Note that patterns are checked in the order they are defined, therefore it is usually preferred to define specific patterns first, and more general ones last. `ClassX` functions have no immediate effect, but must be run before using the defined class.

## Basic example

```go

func main() {

    tokr := gokenizer.New()

    // Create a pattern that looks for any word ending with a !

    tokr.Pattern("{word}!", func(tok gokenizer.Token) error {

        fmt.Println(tok.Lexeme)

        return nil

    })

    // Run the tokenizer on a given string

    tokr.Run("foo! 123 + bar")

}

```

As you can see, the tokenizer only matched the first word "foo!".

```sh

$ go run .

foo!

```

> Notice that the callback given to `Pattern()` returns an error. This error is returned by `Run()`.

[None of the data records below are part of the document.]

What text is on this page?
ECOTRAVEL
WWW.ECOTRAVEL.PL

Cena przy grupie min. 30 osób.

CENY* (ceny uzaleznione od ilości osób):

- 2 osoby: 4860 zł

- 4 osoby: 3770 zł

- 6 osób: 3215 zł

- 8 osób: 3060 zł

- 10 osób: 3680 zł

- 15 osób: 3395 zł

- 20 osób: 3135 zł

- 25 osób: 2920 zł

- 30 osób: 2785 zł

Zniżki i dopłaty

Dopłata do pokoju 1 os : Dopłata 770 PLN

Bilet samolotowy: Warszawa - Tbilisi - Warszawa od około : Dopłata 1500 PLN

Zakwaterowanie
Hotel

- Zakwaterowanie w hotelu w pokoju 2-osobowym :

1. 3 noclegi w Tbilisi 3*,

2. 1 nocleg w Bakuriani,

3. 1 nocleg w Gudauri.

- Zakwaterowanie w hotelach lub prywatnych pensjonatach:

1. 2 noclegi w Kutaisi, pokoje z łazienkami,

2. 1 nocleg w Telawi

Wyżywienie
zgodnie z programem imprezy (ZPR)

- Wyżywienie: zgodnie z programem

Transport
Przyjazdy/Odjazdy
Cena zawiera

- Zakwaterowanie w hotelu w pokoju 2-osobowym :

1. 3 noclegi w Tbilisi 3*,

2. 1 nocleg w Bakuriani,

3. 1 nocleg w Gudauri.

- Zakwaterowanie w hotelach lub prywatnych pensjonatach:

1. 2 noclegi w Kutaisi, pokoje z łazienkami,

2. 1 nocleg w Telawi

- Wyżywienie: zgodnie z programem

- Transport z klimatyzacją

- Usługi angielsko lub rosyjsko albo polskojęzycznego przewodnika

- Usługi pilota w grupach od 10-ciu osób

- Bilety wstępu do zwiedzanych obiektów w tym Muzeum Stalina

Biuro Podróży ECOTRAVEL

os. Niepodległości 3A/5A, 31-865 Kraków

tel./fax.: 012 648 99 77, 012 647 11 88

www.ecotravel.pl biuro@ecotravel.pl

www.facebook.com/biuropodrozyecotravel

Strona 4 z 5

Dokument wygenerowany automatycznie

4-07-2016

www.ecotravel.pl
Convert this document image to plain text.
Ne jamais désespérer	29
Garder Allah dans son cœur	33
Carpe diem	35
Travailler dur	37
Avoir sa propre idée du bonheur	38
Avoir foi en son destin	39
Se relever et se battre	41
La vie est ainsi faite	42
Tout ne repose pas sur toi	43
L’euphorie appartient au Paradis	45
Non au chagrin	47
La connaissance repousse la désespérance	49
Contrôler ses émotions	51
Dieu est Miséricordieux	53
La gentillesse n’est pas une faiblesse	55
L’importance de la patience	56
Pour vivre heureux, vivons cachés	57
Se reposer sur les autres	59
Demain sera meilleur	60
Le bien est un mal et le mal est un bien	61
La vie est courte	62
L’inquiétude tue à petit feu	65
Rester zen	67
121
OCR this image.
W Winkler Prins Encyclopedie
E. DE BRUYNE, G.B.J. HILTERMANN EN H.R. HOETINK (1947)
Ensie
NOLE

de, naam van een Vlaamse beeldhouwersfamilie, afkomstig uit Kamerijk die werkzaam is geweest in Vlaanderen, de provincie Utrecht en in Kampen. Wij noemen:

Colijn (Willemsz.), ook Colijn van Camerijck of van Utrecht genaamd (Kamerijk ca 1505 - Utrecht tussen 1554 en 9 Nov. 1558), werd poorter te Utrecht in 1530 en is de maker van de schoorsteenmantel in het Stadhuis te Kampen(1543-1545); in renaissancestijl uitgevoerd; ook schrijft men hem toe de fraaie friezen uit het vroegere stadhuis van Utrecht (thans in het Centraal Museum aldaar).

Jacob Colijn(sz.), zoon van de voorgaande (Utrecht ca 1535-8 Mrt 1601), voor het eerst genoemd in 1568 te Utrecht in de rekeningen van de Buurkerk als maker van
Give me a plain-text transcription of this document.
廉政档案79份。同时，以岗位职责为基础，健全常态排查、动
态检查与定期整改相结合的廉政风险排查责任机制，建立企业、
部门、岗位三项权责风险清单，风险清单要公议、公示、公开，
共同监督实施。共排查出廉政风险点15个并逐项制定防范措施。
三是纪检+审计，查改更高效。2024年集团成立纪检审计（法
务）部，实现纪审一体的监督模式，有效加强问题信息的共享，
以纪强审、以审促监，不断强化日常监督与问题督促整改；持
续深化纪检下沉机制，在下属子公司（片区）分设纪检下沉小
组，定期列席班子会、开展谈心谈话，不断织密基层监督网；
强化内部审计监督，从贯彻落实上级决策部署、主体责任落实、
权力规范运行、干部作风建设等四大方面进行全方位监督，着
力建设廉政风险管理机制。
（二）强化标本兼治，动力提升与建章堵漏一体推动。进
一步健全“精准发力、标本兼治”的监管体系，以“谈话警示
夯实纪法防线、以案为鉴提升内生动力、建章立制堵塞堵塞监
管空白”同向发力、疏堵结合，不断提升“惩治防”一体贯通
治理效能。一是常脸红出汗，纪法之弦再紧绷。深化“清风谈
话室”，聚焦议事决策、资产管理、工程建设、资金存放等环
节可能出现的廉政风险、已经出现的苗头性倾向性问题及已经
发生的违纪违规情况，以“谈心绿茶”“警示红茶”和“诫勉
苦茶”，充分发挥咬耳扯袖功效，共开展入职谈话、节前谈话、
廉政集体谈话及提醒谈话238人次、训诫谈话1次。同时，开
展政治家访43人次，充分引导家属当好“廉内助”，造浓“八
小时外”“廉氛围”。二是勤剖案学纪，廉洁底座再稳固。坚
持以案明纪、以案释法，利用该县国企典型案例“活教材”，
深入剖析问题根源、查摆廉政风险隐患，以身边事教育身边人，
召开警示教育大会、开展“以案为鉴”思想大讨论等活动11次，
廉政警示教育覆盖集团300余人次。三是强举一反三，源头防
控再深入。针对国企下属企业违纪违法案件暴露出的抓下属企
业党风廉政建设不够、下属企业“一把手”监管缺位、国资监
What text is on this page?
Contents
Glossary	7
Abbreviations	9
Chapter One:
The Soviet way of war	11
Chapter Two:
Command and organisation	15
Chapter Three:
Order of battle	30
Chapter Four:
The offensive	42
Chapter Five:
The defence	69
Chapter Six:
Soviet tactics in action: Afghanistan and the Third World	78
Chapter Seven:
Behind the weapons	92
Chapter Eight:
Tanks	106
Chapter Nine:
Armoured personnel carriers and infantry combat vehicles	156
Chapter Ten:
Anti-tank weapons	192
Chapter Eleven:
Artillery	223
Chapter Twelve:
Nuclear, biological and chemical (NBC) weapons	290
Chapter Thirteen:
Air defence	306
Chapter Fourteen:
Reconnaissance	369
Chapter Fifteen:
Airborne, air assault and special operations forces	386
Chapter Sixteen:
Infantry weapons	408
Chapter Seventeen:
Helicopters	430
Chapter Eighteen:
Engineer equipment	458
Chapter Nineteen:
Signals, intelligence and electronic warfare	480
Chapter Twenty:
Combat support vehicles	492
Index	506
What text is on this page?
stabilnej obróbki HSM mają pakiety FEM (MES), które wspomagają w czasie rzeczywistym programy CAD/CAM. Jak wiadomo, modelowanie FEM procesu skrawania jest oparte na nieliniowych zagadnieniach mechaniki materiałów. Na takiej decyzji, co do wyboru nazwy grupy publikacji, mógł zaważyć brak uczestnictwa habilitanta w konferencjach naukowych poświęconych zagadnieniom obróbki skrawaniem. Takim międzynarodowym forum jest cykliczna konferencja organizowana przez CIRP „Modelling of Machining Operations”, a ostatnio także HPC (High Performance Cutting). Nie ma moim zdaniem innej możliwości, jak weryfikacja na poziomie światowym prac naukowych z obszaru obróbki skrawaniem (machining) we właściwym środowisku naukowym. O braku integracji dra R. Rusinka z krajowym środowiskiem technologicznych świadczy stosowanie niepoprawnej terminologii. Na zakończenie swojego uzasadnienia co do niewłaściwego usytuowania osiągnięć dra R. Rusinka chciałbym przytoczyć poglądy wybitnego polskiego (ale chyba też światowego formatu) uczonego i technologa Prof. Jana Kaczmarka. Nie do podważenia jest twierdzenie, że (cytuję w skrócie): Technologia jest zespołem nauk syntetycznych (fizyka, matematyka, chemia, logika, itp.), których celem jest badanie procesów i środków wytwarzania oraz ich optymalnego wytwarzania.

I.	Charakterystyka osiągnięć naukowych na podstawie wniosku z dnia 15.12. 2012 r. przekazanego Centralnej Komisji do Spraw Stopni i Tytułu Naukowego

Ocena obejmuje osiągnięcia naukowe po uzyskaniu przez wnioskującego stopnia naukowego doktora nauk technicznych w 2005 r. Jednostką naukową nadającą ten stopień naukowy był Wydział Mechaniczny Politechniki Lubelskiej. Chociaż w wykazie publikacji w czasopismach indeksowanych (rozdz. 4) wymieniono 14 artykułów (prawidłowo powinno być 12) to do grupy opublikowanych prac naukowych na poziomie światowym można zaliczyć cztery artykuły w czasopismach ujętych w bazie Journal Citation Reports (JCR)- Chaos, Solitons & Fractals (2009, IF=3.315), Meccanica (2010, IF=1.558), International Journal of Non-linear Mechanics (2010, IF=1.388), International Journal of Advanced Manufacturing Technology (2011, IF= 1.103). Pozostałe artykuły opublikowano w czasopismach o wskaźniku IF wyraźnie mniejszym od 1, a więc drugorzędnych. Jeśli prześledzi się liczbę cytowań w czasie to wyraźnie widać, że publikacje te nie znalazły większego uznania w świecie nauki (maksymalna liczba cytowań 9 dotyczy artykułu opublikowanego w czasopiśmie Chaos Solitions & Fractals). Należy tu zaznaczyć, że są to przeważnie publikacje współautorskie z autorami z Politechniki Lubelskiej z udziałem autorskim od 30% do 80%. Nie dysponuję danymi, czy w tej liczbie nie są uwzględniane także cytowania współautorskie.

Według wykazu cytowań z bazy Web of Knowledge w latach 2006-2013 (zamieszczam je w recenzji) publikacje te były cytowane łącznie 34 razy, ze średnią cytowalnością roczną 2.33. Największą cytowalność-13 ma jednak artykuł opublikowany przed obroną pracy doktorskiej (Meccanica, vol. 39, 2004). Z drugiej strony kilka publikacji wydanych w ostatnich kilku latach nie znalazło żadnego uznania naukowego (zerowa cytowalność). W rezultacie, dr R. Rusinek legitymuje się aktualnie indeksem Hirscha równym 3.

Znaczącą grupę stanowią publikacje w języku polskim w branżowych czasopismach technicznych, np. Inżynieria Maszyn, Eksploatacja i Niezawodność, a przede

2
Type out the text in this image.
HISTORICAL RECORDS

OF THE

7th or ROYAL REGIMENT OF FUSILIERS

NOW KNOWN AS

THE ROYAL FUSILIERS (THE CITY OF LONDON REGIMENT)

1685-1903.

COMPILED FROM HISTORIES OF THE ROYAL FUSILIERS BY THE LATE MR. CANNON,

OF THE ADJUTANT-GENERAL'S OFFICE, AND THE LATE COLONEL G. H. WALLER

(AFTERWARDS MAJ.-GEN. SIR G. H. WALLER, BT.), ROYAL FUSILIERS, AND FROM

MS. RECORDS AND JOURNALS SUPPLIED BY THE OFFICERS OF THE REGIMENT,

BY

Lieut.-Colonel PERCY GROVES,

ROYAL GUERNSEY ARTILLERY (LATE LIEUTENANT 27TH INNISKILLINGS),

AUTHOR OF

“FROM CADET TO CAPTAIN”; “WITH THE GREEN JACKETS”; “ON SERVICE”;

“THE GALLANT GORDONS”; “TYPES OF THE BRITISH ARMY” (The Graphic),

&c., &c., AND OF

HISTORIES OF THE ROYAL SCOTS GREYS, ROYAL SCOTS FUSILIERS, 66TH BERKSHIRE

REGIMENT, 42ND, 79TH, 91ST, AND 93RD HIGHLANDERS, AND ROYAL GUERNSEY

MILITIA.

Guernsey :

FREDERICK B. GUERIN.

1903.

## Getting the string from a class

You can get the parsed token from a class by using `Token.Get()`:

> In cases where you use the same class more than once, use `Token.GetAt()`

```go

func main() {

    tokr := gokenizer.New()

    tokr.Pattern("{word}{number}", func (tok gokenizer.Token) error {

        word := tok.Get("word").Lexeme

        number := tok.Get("number").Lexeme

        fmt.Println(word, number)

        return nil

    })

    tokr.Run("username123")

}

```

```sh

$ go run .

username 123

```

## Creating your own class

You can create a new class a few different ways:

- `.Class()`: takes the class name and a function that returns true as long as the given character is part of your class.

- `.ClassPattern()`: takes a class name and a pattern it uses.

- `.ClassAny()`: takes a class name and a list of patterns, of which only one has to match.

- `.ClassOptional()`: takes a class name and a list of patterns, of which one *or* none have to match.

```go

tokr.Class("notA", func (b byte) bool {

    return b != 'A'

})

tokr.ClassPattern("username", "username: {word}")

tokr.ClassAny("games", "Elden Ring", "The Sims {number}")

tokr.ClassOptional("whitespace", " ", "\t")

```

When you have nested classes as in the `.ClassPattern()` and `.ClassAny()` examples above, you can still access the value of each previous class:

```go

tokr.Pattern("{username}", func (tok gokenizer.Token) error {

    fmt.Println(tok.Get("username").Get("word").Lexeme)

    return nil

})

tokr.Run("username: John")

```

```sh

$ go run .

John

```

## Example: Parsing a .env file

Here is an example for a .env file parser that prints out each key-value pair and comment:

```go

func main() {

    tokr := gokenizer.New()

    tokr.ClassPattern("comment", "#{line}")

    tokr.ClassOptional("space?", " ")

    // Syntactic sugar

    tokr.ClassPattern("key", "{word}")

    tokr.ClassPattern("value", "{line}")

    tokr.ClassPattern("keyValue", "{key}{space?}={space?}{value}")

    // Prints all key value pairs

    tokr.Pattern("{keyValue}", func(t gokenizer.Token) error {

        key := t.Get("keyValue").Get("key")

        value := t.Get("keyValue").Get("value")

        fmt.Printf("Key: %s, Value: %s", key.Lexeme, value.Lexeme)

        return nil

    })

    // Prints all comments

    tokr.Pattern("{comment}", func(t gokenizer.Token) error {

        line := t.Lexeme[:len(t.Lexeme)-1] // Remove newline

        fmt.Println("Comment: " + line)

        return nil

    })

    b, err := os.ReadFile(".env")

    if err != nil {

        return

    }

    tokr.Run(string(b))

}

```

## Limitations

Gokenizer is designed to be as minimal and straight forward as possible, and therefore comes with a few limitations:

- **No look-ahead parsing:** The tokenizer does not look ahead when parsing patterns, therefore patterns with overlapping match requirements will not work. Example: `{word}bar` will never be matched as any word, including one ending in "bar" will be part of the `word` class. This may be fixed in a later update with a new class/pattern type.

- **More complex user classes:** Currently you cannot easily define a "complex" class that interacts with the internal string iterator. As of now the idea is for the user to create their own checks in the callback functions to more general patterns. However, more control may be given to the user when creating classes in a later update.